Boosting Local Capacity and Benefits


Another top priority for the Guyanese government is to pursue what Jagdeo called “an aggressive local content strategy.”

The country doesn’t have the capacity to build FPSOs, he said, but it can turn out more welders and absorb more of the offshore logistics and support business. Guyana’s government is trying to bolster local participation in these areas by improving access to universities and trade schools.

For its part, since making its first discovery 6 years ago, the ExxonMobil-led consortium reports spending nearly half a billion dollars on goods and services from hundreds of Guyanese vendors.

An ExxonMobil executive speaking later at OTC shared that the international major employs 2,800 Guyanese nationals, including about 500 women. This represents 50% the workforce supporting Guyana’s first two offshore projects. The consortium is also backing a $100-million initiative to fund local education, health, and economic-development projects across the country.

Another project aimed at improving the quality of life in Guyana plans to bring offshore gas via a 160-km pipeline to an onshore power plant. Proposed by ExxonMobil and the Guyanese government last year, the gas-fired power plant would be the nation's first.

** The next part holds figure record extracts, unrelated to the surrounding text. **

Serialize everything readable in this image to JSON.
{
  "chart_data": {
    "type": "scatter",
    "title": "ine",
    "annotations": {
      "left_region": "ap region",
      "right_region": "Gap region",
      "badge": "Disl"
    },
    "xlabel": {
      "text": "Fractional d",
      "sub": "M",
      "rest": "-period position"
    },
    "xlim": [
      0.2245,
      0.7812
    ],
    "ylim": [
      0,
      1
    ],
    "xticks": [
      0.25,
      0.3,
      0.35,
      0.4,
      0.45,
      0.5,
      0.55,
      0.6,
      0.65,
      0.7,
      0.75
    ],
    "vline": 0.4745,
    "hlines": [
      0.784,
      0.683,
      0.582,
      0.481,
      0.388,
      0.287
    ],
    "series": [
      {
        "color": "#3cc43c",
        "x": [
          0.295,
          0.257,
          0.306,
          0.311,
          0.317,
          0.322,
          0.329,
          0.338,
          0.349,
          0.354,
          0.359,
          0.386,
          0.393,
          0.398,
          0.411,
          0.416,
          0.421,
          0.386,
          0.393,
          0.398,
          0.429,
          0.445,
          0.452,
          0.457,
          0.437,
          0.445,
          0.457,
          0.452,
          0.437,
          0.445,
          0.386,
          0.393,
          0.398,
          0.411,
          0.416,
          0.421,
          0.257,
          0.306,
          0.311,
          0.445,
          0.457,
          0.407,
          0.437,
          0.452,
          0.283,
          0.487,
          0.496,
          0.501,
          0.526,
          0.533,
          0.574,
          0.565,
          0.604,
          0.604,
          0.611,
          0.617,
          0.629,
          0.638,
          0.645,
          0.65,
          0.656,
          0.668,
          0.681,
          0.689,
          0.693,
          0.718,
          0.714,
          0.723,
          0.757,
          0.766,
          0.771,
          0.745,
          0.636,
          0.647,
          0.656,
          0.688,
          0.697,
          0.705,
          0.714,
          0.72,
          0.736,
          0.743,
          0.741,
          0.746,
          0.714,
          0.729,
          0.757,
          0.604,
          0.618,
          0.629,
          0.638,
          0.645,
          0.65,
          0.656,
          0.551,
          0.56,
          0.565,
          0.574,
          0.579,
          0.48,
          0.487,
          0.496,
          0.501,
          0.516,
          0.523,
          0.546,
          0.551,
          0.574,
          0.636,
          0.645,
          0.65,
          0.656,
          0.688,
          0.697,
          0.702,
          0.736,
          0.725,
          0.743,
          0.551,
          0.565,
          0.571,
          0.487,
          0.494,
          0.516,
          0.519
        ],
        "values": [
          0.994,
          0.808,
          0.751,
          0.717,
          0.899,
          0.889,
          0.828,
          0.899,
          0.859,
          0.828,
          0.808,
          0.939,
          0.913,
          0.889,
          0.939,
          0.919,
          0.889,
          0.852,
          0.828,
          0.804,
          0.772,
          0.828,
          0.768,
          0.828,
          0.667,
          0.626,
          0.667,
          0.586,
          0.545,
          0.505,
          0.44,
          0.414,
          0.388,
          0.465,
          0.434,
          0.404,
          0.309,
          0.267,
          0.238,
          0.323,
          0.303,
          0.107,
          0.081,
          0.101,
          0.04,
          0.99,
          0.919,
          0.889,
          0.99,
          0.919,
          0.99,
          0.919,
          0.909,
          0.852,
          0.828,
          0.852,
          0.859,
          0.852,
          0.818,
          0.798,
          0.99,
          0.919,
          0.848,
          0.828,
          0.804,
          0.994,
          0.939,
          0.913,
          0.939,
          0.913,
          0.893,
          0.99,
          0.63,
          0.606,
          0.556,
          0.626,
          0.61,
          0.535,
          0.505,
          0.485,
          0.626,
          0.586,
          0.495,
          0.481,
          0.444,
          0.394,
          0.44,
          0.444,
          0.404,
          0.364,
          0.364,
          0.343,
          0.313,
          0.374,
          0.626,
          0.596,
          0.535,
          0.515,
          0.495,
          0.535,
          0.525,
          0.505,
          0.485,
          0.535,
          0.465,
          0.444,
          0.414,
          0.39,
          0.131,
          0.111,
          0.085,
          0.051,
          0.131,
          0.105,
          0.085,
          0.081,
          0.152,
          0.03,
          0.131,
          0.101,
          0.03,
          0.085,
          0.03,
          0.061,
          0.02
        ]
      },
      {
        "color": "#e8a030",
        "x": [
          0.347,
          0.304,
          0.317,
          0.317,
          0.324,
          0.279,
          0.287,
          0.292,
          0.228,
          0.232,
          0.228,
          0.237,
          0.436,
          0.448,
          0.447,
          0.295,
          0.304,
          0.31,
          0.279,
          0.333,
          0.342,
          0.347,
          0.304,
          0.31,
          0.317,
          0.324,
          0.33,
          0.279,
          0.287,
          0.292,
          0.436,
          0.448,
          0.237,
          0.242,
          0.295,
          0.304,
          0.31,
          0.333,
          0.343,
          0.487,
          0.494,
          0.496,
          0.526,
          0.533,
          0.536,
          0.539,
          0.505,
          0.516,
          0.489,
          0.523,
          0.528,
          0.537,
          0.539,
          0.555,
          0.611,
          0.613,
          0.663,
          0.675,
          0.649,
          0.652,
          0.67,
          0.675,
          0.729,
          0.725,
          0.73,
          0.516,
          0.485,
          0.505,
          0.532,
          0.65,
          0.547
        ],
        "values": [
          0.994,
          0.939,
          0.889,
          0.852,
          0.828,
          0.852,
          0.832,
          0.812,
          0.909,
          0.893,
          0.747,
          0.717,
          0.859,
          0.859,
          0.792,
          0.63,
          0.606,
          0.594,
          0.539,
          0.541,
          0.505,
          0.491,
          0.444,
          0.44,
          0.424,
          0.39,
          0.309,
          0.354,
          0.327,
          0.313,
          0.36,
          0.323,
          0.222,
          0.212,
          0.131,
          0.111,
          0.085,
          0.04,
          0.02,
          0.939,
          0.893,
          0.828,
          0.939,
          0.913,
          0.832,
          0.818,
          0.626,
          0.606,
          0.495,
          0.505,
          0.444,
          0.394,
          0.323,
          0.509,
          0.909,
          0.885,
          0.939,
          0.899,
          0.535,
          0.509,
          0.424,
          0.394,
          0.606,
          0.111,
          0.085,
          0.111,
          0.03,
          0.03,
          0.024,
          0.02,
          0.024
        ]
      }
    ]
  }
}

Like several of its neighbors in the Caribbean region, Guyana is wholly dependent on bunker fuel for power generation. Jagdeo noted that the country's generators are not only unreliable but also are the reason why Guyana has some of the highest electricity rates in South America—around $0.30/KwH, a price he called “debilitating for industry and for people.”

The government is looking into what it would cost to build new hydroelectric plants and solar farms, but the gas-to-power project is considered a bigger priority. While construction has yet to begin, ExxonMobil’s subsea pipeline as proposed would carry enough gas to generate up to 250 MW, more than double Guyana’s current 120 MW installed capacity.

“Some people are saying we shouldn’t do it,” said Jagdeo of those criticizing the gas-to-power project for running afoul of global climate goals. “But it's going to make a big difference in the lives of not just Guyanese but investors, and it can catalyze a whole series of new industries.”